Yesterday I got so exasperated at the constant talking while I'm talking that I looked up at the ceiling and moaned plaintively to no one, "I just want this to be over."
A few kids seemed to notice, but most kept on with their rigamarole and folderol. This is the kind of thing I'm dealing with right now:
Episode 1: While they were sitting on the rug not listening to my brief directions for their writing assignment, one kid secretly poked the kid next to him with a pencil. Over and over again. It's sad that the poked child would prefer the pain of a pencil jabbing into his thigh over telling the kid to stop so he could attend to the teacher's directions. When I finally caught on and stopped the pencil poking, 10 other kids decided to poke at each other, play rock-paper-scissors, or lay down on their backs while humming loudly.

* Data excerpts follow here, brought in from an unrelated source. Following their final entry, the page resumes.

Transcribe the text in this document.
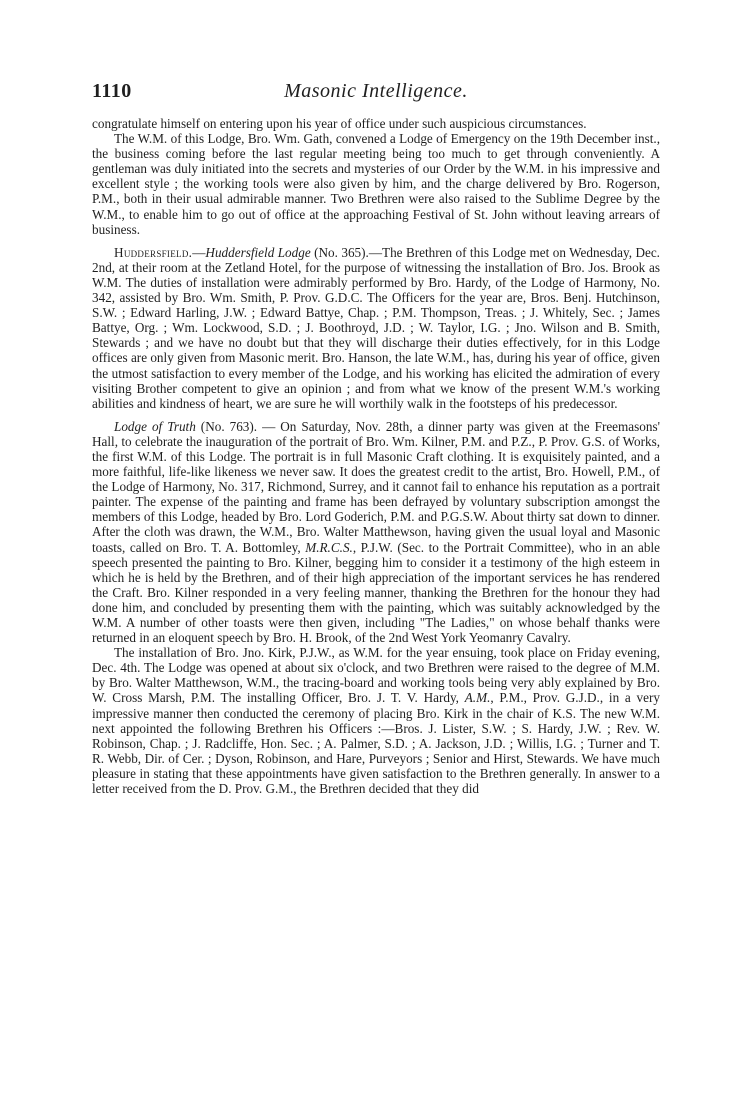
1110	Masonic Intelligence.

congratulate himself on entering upon his year of office under such auspicious circumstances.

The W.M. of this Lodge, Bro. Wm. Gath, convened a Lodge of Emergency on the 19th December inst., the business coming before the last regular meeting being too much to get through conveniently. A gentleman was duly initiated into the secrets and mysteries of our Order by the W.M. in his impressive and excellent style ; the working tools were also given by him, and the charge delivered by Bro. Rogerson, P.M., both in their usual admirable manner. Two Brethren were also raised to the Sublime Degree by the W.M., to enable him to go out of office at the approaching Festival of St. John without leaving arrears of business.

Huddersfield.—Huddersfield Lodge (No. 365).—The Brethren of this Lodge met on Wednesday, Dec. 2nd, at their room at the Zetland Hotel, for the purpose of witnessing the installation of Bro. Jos. Brook as W.M. The duties of installation were admirably performed by Bro. Hardy, of the Lodge of Harmony, No. 342, assisted by Bro. Wm. Smith, P. Prov. G.D.C. The Officers for the year are, Bros. Benj. Hutchinson, S.W. ; Edward Harling, J.W. ; Edward Battye, Chap. ; P.M. Thompson, Treas. ; J. Whitely, Sec. ; James Battye, Org. ; Wm. Lockwood, S.D. ; J. Boothroyd, J.D. ; W. Taylor, I.G. ; Jno. Wilson and B. Smith, Stewards ; and we have no doubt but that they will discharge their duties effectively, for in this Lodge offices are only given from Masonic merit. Bro. Hanson, the late W.M., has, during his year of office, given the utmost satisfaction to every member of the Lodge, and his working has elicited the admiration of every visiting Brother competent to give an opinion ; and from what we know of the present W.M.'s working abilities and kindness of heart, we are sure he will worthily walk in the footsteps of his predecessor.

Lodge of Truth (No. 763). — On Saturday, Nov. 28th, a dinner party was given at the Freemasons' Hall, to celebrate the inauguration of the portrait of Bro. Wm. Kilner, P.M. and P.Z., P. Prov. G.S. of Works, the first W.M. of this Lodge. The portrait is in full Masonic Craft clothing. It is exquisitely painted, and a more faithful, life-like likeness we never saw. It does the greatest credit to the artist, Bro. Howell, P.M., of the Lodge of Harmony, No. 317, Richmond, Surrey, and it cannot fail to enhance his reputation as a portrait painter. The expense of the painting and frame has been defrayed by voluntary subscription amongst the members of this Lodge, headed by Bro. Lord Goderich, P.M. and P.G.S.W. About thirty sat down to dinner. After the cloth was drawn, the W.M., Bro. Walter Matthewson, having given the usual loyal and Masonic toasts, called on Bro. T. A. Bottomley, M.R.C.S., P.J.W. (Sec. to the Portrait Committee), who in an able speech presented the painting to Bro. Kilner, begging him to consider it a testimony of the high esteem in which he is held by the Brethren, and of their high appreciation of the important services he has rendered the Craft. Bro. Kilner responded in a very feeling manner, thanking the Brethren for the honour they had done him, and concluded by presenting them with the painting, which was suitably acknowledged by the W.M. A number of other toasts were then given, including "The Ladies," on whose behalf thanks were returned in an eloquent speech by Bro. H. Brook, of the 2nd West York Yeomanry Cavalry.

The installation of Bro. Jno. Kirk, P.J.W., as W.M. for the year ensuing, took place on Friday evening, Dec. 4th. The Lodge was opened at about six o'clock, and two Brethren were raised to the degree of M.M. by Bro. Walter Matthewson, W.M., the tracing-board and working tools being very ably explained by Bro. W. Cross Marsh, P.M. The installing Officer, Bro. J. T. V. Hardy, A.M., P.M., Prov. G.J.D., in a very impressive manner then conducted the ceremony of placing Bro. Kirk in the chair of K.S. The new W.M. next appointed the following Brethren his Officers :—Bros. J. Lister, S.W. ; S. Hardy, J.W. ; Rev. W. Robinson, Chap. ; J. Radcliffe, Hon. Sec. ; A. Palmer, S.D. ; A. Jackson, J.D. ; Willis, I.G. ; Turner and T. R. Webb, Dir. of Cer. ; Dyson, Robinson, and Hare, Purveyors ; Senior and Hirst, Stewards. We have much pleasure in stating that these appointments have given satisfaction to the Brethren generally. In answer to a letter received from the D. Prov. G.M., the Brethren decided that they did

Episode 2: I was attempting to describe the book choices for our upcoming lit. circles and mentioned the covered wagons of Sarah, Plain and Tall and The Indian School. A kid yelled out, what's a covered wagon. Everyone knows the pioneer experience is a big part of second grade curriculum and yet, 4 kids started explaining covered wagons all at once. 6 others began talking among themselves about who knows what. 2 others then decided they needed water bottle refills.
Episode 3: Out for extra recess, one kid faked injury when my whistle blowing signaled the end of recess. He lay on the ground screaming. Kids crowded around him to help and yelled out to me, "He's hurt! He's hurt!!!" I ignored this and waited with the others at the line until I couldn't take it any more. I yelled across the field for them all to get to line NOW. That's when the injured kid got up and sprinted to line with the rest of them.
There are other episodes to share, but I'll save them for another day. The upcoming week will bring additional moments where I experience despair and a frustrating sense that I lack even a modicum of efficacy where pedagogy is concerned.
The 3rdLanders are, perhaps, decent enough people in and of themselves but the classroom collective is a nightmare. Every day is a series of reminding and thanking and ringing chimes and singing directions and blahblahblah.
On Friday afternoon I took them out for a long recess. There was no point in working on the owl pellet lesson. As I sat on the bench, ruing my lack of teaching proficiency, a kid sat with me telling me about his weekend plans to organize all the foods in his kitchen cabinets. He went through various items and identified their categories. When he said cheezits would go with cheese, I asked, "Wouldn't cheese go in the fridge?" He nodded but offered no alternate grouping.
Redirecting the conversation to me and my problems, I asked him, "Am I over-reacting here? Am I being overly sensitive to the constant disruptions?"
He thought a moment and then said, "Maybe a little."
He's probably right. In addition to everything, self doubt plagues me right now.